Optimizing for Truth

Why can’t a social media platform optimize my feed for credibility, instead of engagement? Many of the most brilliant minds in the world of data science and machine learning are working on the problem of estimating what you are likely to click on. What you are likely to buy. What you are likely to share. What you are likely to believe. There is no doubt they could put some of that brain power into estimating what is likely to be true.

Facebook is making some effort to modify their algorithms to stop doing such a good job at promoting highly engaging but questionable content. But addressing only the most egregious cases of “fake news” is not enough.

There are a number of ways you could approach optimizing an algorithm for credibility. I think one possibly fantastic heuristic for identifying credible posts is to simply identify the posts that people are willing to defend.

Many of the people who posted masks don’t filter out tiny virus particles believed it because it sounded plausible at the time. Once they learned that the masks stop the water droplets that the virus travels in, many changed their minds. Some probably deleted their original posts. Some got on board the “actually masks work silly people” train and started posting the new corrective information. The fact that there was such weak support of a post in the face of a counter-argument is an indicator that the post may contain misinformation.

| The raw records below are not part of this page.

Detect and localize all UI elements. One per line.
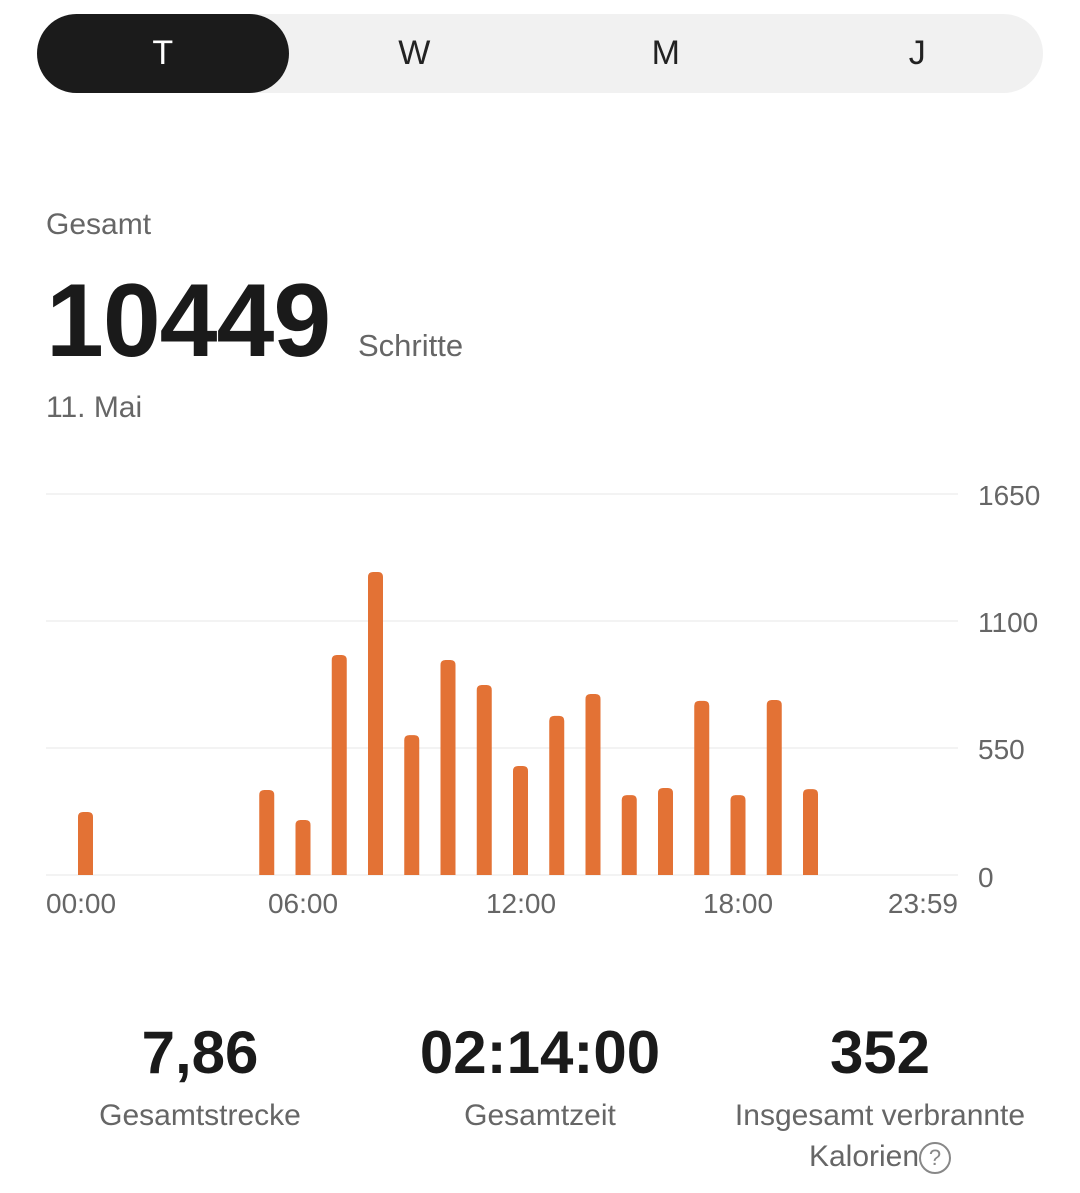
x-tick-label: 00:00 [46,888,116,919]
bar-hour-8[interactable] [368,572,383,875]
x-tick-label: 23:59 [888,888,958,919]
help-icon[interactable]: ? [919,1142,952,1175]
bar-hour-18[interactable] [730,795,746,875]
x-tick-label: 12:00 [486,888,556,919]
tab-year[interactable]: J [908,34,926,72]
steps-bar-chart: 00:00 06:00 12:00 18:00 23:59 1650 1100 … [46,480,1040,919]
tab-day[interactable]: T [37,14,289,93]
date-label: 11. Mai [46,391,143,424]
bar-hour-12[interactable] [513,766,528,875]
stat-time: 02:14:00 Gesamtzeit [360,1018,720,1136]
bar-hour-7[interactable] [331,654,347,875]
total-steps: 10449 [46,263,331,379]
time-value: 02:14:00 [419,1019,661,1086]
bar-hour-15[interactable] [621,795,637,875]
bar-hour-5[interactable] [259,790,275,875]
y-tick-label: 1650 [978,480,1040,511]
period-selector: T W M J [37,14,1043,93]
y-tick-label: 550 [978,734,1025,765]
bar-hour-11[interactable] [476,684,492,875]
bar-hour-6[interactable] [295,820,311,875]
calories-value: 352 [829,1019,931,1086]
stat-calories: 352 Insgesamt verbrannte Kalorien? [700,1018,1060,1177]
x-tick-label: 18:00 [703,888,773,919]
y-tick-label: 0 [978,862,994,893]
bar-hour-10[interactable] [440,660,456,875]
bar-hour-13[interactable] [549,715,565,875]
bar-hour-19[interactable] [766,699,782,875]
bar-hour-17[interactable] [694,700,710,875]
bar-hour-14[interactable] [585,693,601,875]
time-label: Gesamtzeit [464,1099,616,1132]
x-tick-label: 06:00 [268,888,338,919]
steps-unit: Schritte [358,328,464,363]
bar-hour-9[interactable] [404,735,420,875]
y-tick-label: 1100 [978,607,1038,638]
calories-label: Insgesamt verbrannte Kalorien [734,1099,1026,1173]
distance-value: 7,86 [141,1019,259,1086]
distance-label: Gesamtstrecke [99,1099,301,1132]
bar-hour-0[interactable] [78,811,93,875]
tab-month[interactable]: M [651,34,680,72]
tab-week[interactable]: W [398,34,431,72]
bar-hour-20[interactable] [803,789,818,875]
stat-distance: 7,86 Gesamtstrecke [20,1018,380,1136]
bar-hour-16[interactable] [658,787,673,875]
summary-label: Gesamt [46,208,152,241]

On the other hand, maybe there will be a counter-counter argument such as that water droplet theory was debunked and studies show the masks are worthless (I am making that up). If there were strong support for this counter-counter-argument, that could be interpreted as a signal that people still find the original post credible.

I think it should not be hard for social platforms to identify these argument-counter-counter-argument threads, then design a metric for estimating the strength of an argument based on which posts people are likely to defend and which they aren’t. In fact there is a whole academic subfield concerning argument and computation for modeling and evaluating arguments in this way. Such metrics would of course be far from perfect — especially if the topic is highly controversial — but they may be a good heuristic in a system designed to optimize for truth, and an improvement over optimizing for engagement.

Personally, I don’t want the social platforms to show me a post that says masks don’t filter out tiny virus particles just because a lot of people liked it. I would much prefer to see things that a lot of people still liked even after seeing the counter-arguments. I don’t want them to boost posts from people I am most likely to engage with. I want them to boost posts from the people and organizations who are the most credible.


It can be hard to know what is true. But when society is at its best, we successfully aggregate our collective intelligence and arrive at the truth through a combination of reason, reputation, and argument. I think it’s time for social platforms to step up and start supporting this natural process, and help us put our heads together to find out what’s true.